Nevertheless, I did not give up. I took it upon myself to find a way to exercise more while avoiding "danger signal" pain. Recently, I discovered that using a knee brace (or sleeve) would allow me to use my beloved elliptical trainer. Before the brace, I would be in pain for several days after spending 2-3 MINUTES on the trainer. I am now up to 17 minutes, about twice a week. This may seem laughable to someone whose only physical limitation is excess poundage, but for me, it is a huge step forward.
I went to a physiotherapist (or PT, as we say in the hip-replacement blogosphere) and was prescribed one simple knee exercise that I do at least 5 times a week. I continue to make slow but real progress with my yoga practice. I use my pedometer religiously and manage to walk upwards of 10,000 steps, usually several times a week. I wear my light-support knee sleeve on walks and my heavy-duty, PT prescribed sleeve on the elliptical. I have yet to try the stationary bike. I'm not sure that my knee will react favourably, even with support, but I will try.

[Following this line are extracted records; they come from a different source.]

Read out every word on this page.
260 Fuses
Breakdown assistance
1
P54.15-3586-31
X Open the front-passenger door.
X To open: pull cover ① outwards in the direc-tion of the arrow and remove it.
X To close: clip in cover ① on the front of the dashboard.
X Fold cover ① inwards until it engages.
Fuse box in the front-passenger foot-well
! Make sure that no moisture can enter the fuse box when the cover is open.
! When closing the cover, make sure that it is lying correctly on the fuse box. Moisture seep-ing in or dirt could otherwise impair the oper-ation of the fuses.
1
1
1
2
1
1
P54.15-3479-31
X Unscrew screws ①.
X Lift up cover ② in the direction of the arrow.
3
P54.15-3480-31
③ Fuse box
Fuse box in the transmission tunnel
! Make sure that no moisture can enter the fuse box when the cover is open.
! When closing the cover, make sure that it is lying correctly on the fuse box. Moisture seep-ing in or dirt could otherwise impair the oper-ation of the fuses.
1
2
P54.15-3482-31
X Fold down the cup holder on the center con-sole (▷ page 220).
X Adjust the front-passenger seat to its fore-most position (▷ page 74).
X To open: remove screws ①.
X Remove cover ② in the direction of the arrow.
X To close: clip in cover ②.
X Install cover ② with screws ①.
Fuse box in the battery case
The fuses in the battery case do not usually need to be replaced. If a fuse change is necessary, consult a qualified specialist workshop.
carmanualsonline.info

I'm writing this post not as a justification for my less than stellar exercise programme. I realize that I could do more, certainly on the upper-body front, without harming myself. And with time, I probably will. Rather, I am writing as a shout-out to my fellow bloggers who may also be slightly to more than slightly disabled and are doing their best.
Keep it up, my friends! Do what you can. Don't compare yourself to others and be proud of the sweat that you break--even if it's only from walking a few blocks or cleaning the kitchen or doing whatever YOU can do, not someone else!
You are trying your best and I salute you!